The District Chief Executive (DCE) for Wenchi in the Bono Region, Alexander Obuor Damoah, has advised Persons with Disabilities (PWDs) who receive support from the district assemblies not to sell items given to them.
He asked them to rather use such items to generate incomes to improve their living standards and added that the government was committed to stopping the practice of disabled persons begging for living by roadsides across the country.
That, Mr Damoah, said was being done through the presentation of start-up tools and capital to enable PWDs to work and support themselves.
The DCE made the call when he presented start-up tools and equipment to more than 30 PWDs in the area on behalf of the assembly.
The presentation, which was funded from three per cent of the assembly’s share of the District Assemblies Common Fund (DACF), was to support the beneficiaries to start their own businesses and reduce poverty among them.
The items included deep freezers, Fufu pounding machines, spraying machines, sewing machines, a water pumping machine, printers and hairdryers, among others.
Presenting the items, Mr Damoah said the government was investing in the lives of the PWDs to make them relevant and productive in society.
He said this year alone, the assembly had presented working tools and equipment to more than 100 registered PWDs in the area to improve their living standards.
He explained that the items were presented according to what the beneficiaries requested and were assessed by the assembly’s Department of Social Welfare.

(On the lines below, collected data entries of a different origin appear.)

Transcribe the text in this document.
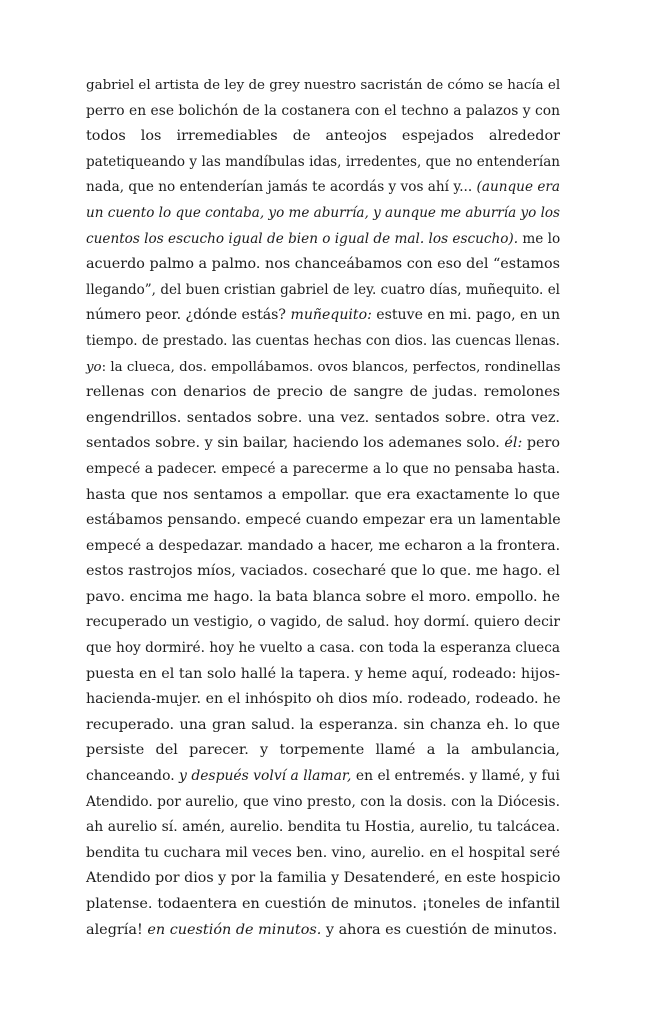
gabriel el artista de ley de grey nuestro sacristán de cómo se hacía el
perro en ese bolichón de la costanera con el techno a palazos y con
todos los irremediables de anteojos espejados alrededor
patetiqueando y las mandíbulas idas, irredentes, que no entenderían
nada, que no entenderían jamás te acordás y vos ahí y... (aunque era
un cuento lo que contaba, yo me aburría, y aunque me aburría yo los
cuentos los escucho igual de bien o igual de mal. los escucho). me lo
acuerdo palmo a palmo. nos chanceábamos con eso del “estamos
llegando”, del buen cristian gabriel de ley. cuatro días, muñequito. el
número peor. ¿dónde estás? muñequito: estuve en mi. pago, en un
tiempo. de prestado. las cuentas hechas con dios. las cuencas llenas.
yo: la clueca, dos. empollábamos. ovos blancos, perfectos, rondinellas
rellenas con denarios de precio de sangre de judas. remolones
engendrillos. sentados sobre. una vez. sentados sobre. otra vez.
sentados sobre. y sin bailar, haciendo los ademanes solo. él: pero
empecé a padecer. empecé a parecerme a lo que no pensaba hasta.
hasta que nos sentamos a empollar. que era exactamente lo que
estábamos pensando. empecé cuando empezar era un lamentable
empecé a despedazar. mandado a hacer, me echaron a la frontera.
estos rastrojos míos, vaciados. cosecharé que lo que. me hago. el
pavo. encima me hago. la bata blanca sobre el moro. empollo. he
recuperado un vestigio, o vagido, de salud. hoy dormí. quiero decir
que hoy dormiré. hoy he vuelto a casa. con toda la esperanza clueca
puesta en el tan solo hallé la tapera. y heme aquí, rodeado: hijos-
hacienda-mujer. en el inhóspito oh dios mío. rodeado, rodeado. he
recuperado. una gran salud. la esperanza. sin chanza eh. lo que
persiste del parecer. y torpemente llamé a la ambulancia,
chanceando. y después volví a llamar, en el entremés. y llamé, y fui
Atendido. por aurelio, que vino presto, con la dosis. con la Diócesis.
ah aurelio sí. amén, aurelio. bendita tu Hostia, aurelio, tu talcácea.
bendita tu cuchara mil veces ben. vino, aurelio. en el hospital seré
Atendido por dios y por la familia y Desatenderé, en este hospicio
platense. todaentera en cuestión de minutos. ¡toneles de infantil
alegría! en cuestión de minutos. y ahora es cuestión de minutos.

He advised the beneficiaries to use the items for the purposes for which they were presented.
In another development, the assembly presented 10 packets of roofing sheets at the cost of nearly GH¢10,000 to the Wenchi Government Maternity Home, for the re-roofing of the facility.
The facility serves part of Wenchi and other communities such as Kejetia, Kramu, Banda line and Akrobi, among other farming communities.
Despite its services to several farming communities, the facility is in a deplorable state and lacks equipment and space.
According to the Midwife in charge of the facility, Ama Nyakoah Kwarteng, when it rained, water leaked from the roof which disrupted its operation.
Mrs Kwarteng said expectant mothers in the area had been avoiding the facility because of its deplorable nature, as well as the lack of logistics and the absence of laboratory services.
She said the poor state of the facility had drastically reduced daily attendance, particularly antenatal care, from 15 to about five per day.
She, therefore, thanked the assembly for the presentation, explaining that the roofing sheets had come at the time they were needed.
She expressed the hope that the re-roofing of the facility would help improve the provision of services to patients and attract more patients to patronise the facility.
Mrs Kwarteng appealed to the assembly to include the challenges of the facility in its 2023 budget to enable it to be renovated and expanded to improve service delivery.
Mr Damoah gave an assurance that the assembly would support the facility with the needed materials to enable it to serve the people in its catchment area.